As well, assisted-living facilities have to allow for negotiated risk. Diabetics may not want tight control of their blood sugar if it means forgoing the few pleasures in their lives. The facility shouldn't be penalized for serving sweets, provided residents have a choice and make an informed decision. A wobbly person may not want to use a walker, even if she risks falling. Again, the facility shouldn't be penalized for falls, provided residents are offered physical therapy, encouraged to use walkers, and they declined based on understanding of risks and benefits.
January 24, 2007
Mild cognitive impairment, or MCI, has been a hot topic of research. Clinicians have tried to define just exactly what MCI is. They have sought to distinguish it from “age-associated memory impairment,” the very slight degree of memory loss that is typically found when comparing old people (especially very old people) to young adults. MCI is now defined as a condition in which patients or families report memory problems which are not sufficient to interferer with daily life. (See R. Petersen, J. Stevens, M. Ganguli et al, “Practice Parameter: Early Detection of Dementia: Mild Cognitive Impairment,” Neurology 2001; 56: 1133.)
Researchers have also tried to figure out whether everyone with MCI is destined to develop dementia. Studies have varied in their findings, but the rate of progression to dementia is somewhere between 6 and 25% per year. Finally, investigators have studied whether any interventions can prevent the development of full blown dementia in people with MCI. One study evaluated the use of Vitamin E and of Donepezil (Aricept), two drugs that are used in the treatment of Alzheimer’s. Unfortunately, Vitamin E had no effect. Donepezil was associated with a lower rate of progression to Alzheimer’s in the first year of treatment, but not subsequently. (See R. Petersen, R. Thomas, M. Grundman et al: “Vitamin E and Donepezil for the Treatment of Mild Cognitive Impairment,” New England Journal of Medicine 2005; 352: 2379.)

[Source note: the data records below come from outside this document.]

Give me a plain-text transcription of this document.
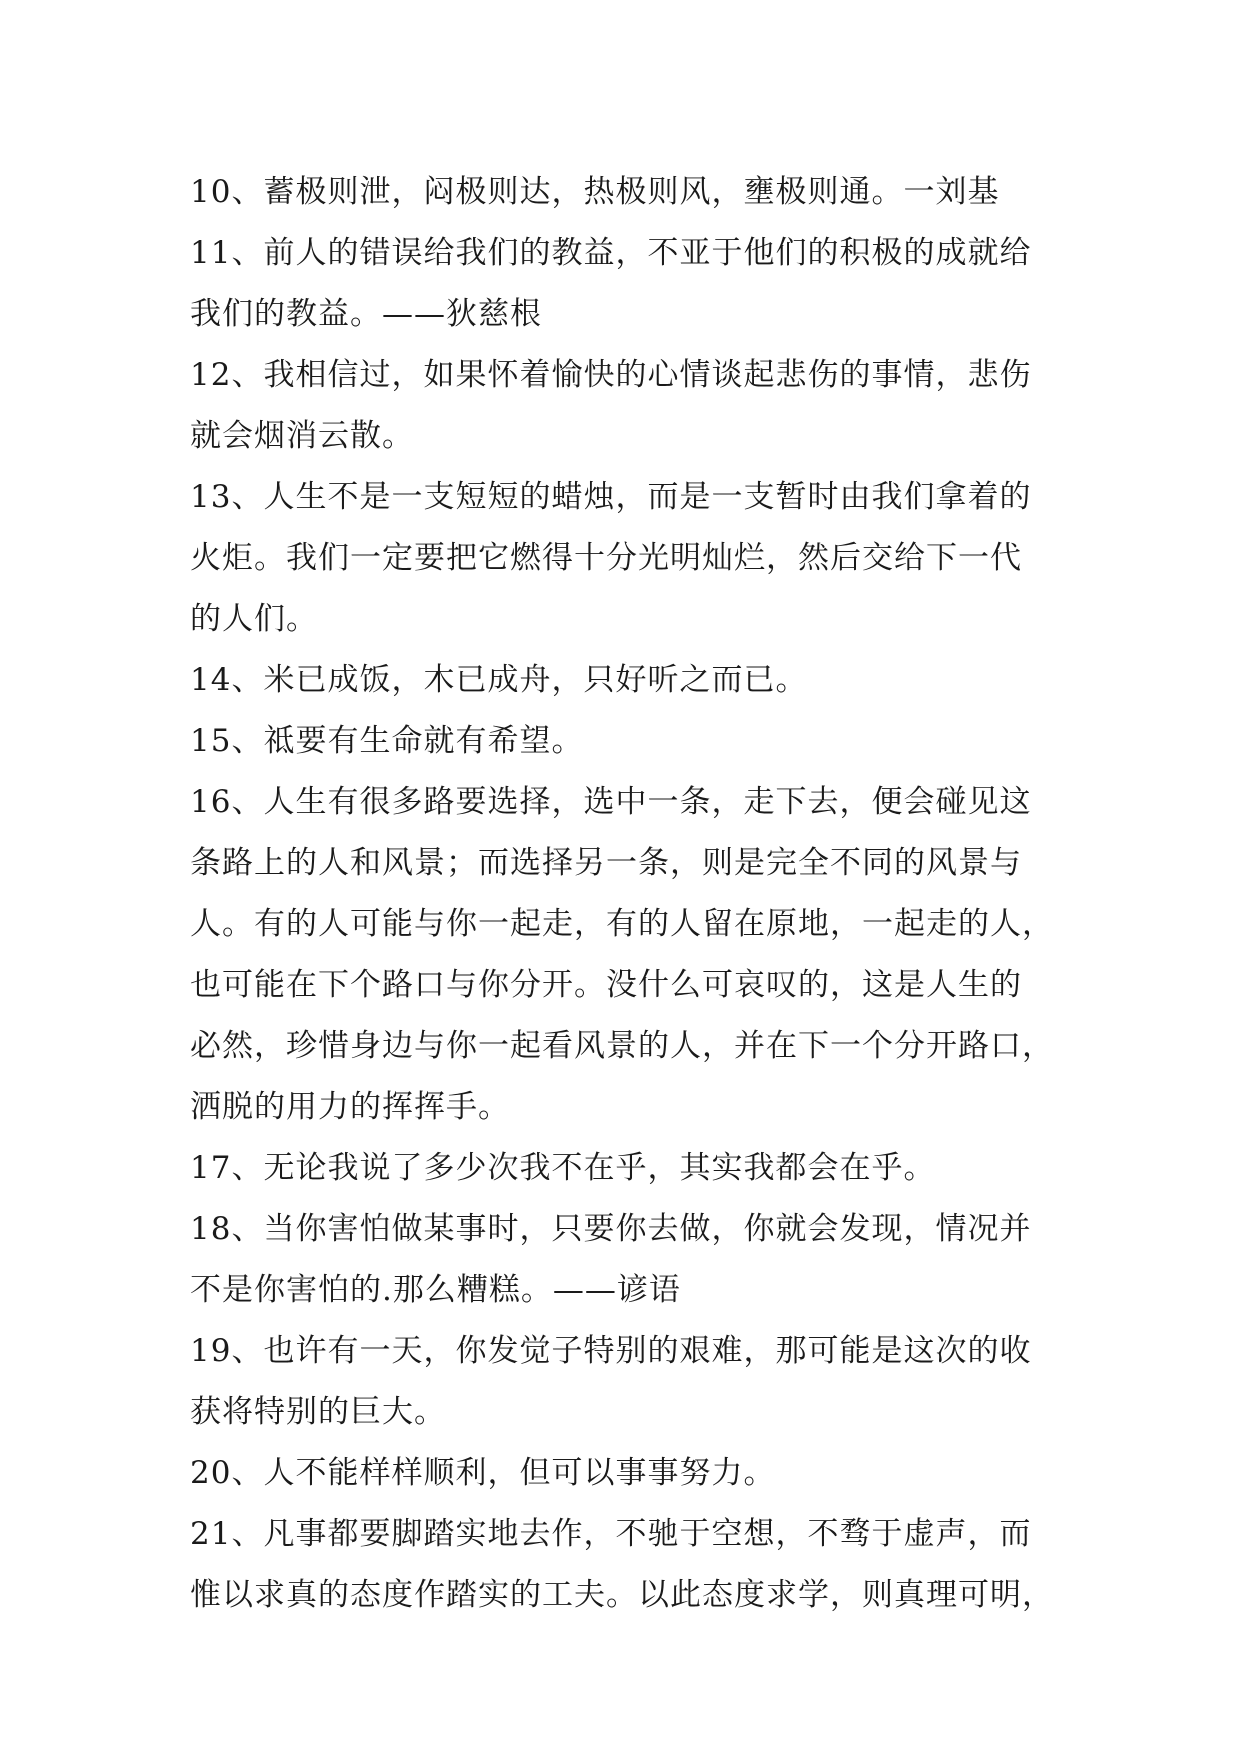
10、蓄极则泄，闷极则达，热极则风，壅极则通。一刘基
11、前人的错误给我们的教益，不亚于他们的积极的成就给
我们的教益。——狄慈根
12、我相信过，如果怀着愉快的心情谈起悲伤的事情，悲伤
就会烟消云散。
13、人生不是一支短短的蜡烛，而是一支暂时由我们拿着的
火炬。我们一定要把它燃得十分光明灿烂，然后交给下一代
的人们。
14、米已成饭，木已成舟，只好听之而已。
15、祗要有生命就有希望。
16、人生有很多路要选择，选中一条，走下去，便会碰见这
条路上的人和风景；而选择另一条，则是完全不同的风景与
人。有的人可能与你一起走，有的人留在原地，一起走的人，
也可能在下个路口与你分开。没什么可哀叹的，这是人生的
必然，珍惜身边与你一起看风景的人，并在下一个分开路口，
洒脱的用力的挥挥手。
17、无论我说了多少次我不在乎，其实我都会在乎。
18、当你害怕做某事时，只要你去做，你就会发现，情况并
不是你害怕的.那么糟糕。——谚语
19、也许有一天，你发觉子特别的艰难，那可能是这次的收
获将特别的巨大。
20、人不能样样顺利，但可以事事努力。
21、凡事都要脚踏实地去作，不驰于空想，不骛于虚声，而
惟以求真的态度作踏实的工夫。以此态度求学，则真理可明，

How should physicians approach patients with MCI? What should families do? What should patients do if they are given this intimidating diagnosis? Right now there is no reliable way to predict who will go on to develop dementia. Magnetic Resonance Imaging (MRI) is a promising technology: patients with degeneration in the hippocampus are at risk of progression to Alzheimer’s. So too are patients with abnormal metabolism in the temporal lobe as measured on a Positron Emission Tomography (PET) scan. But these tests cannot determine with certainty who will progress and who will not. (See K. Blennow, M. de Leon, H. Zetterberg, “Alzheimer’s Disease,” The Lancet 2006; 368: 387.) Until we have treatment that will effectively prevent MCI from progressing, there is little point in trying to predict who is going to get the disease. Patients with MCI should be evaluated regularly, however, to see if they have developed Alzheimer’s or another form of dementia. At that point, treatment may be beneficial. In the mean time, patients with MCI should be sure to appoint a health care proxy to make decisions for them if they lose the capacity to make decisions themselves. And they should take the opportunity to tell their proxy what matters to them—just in case.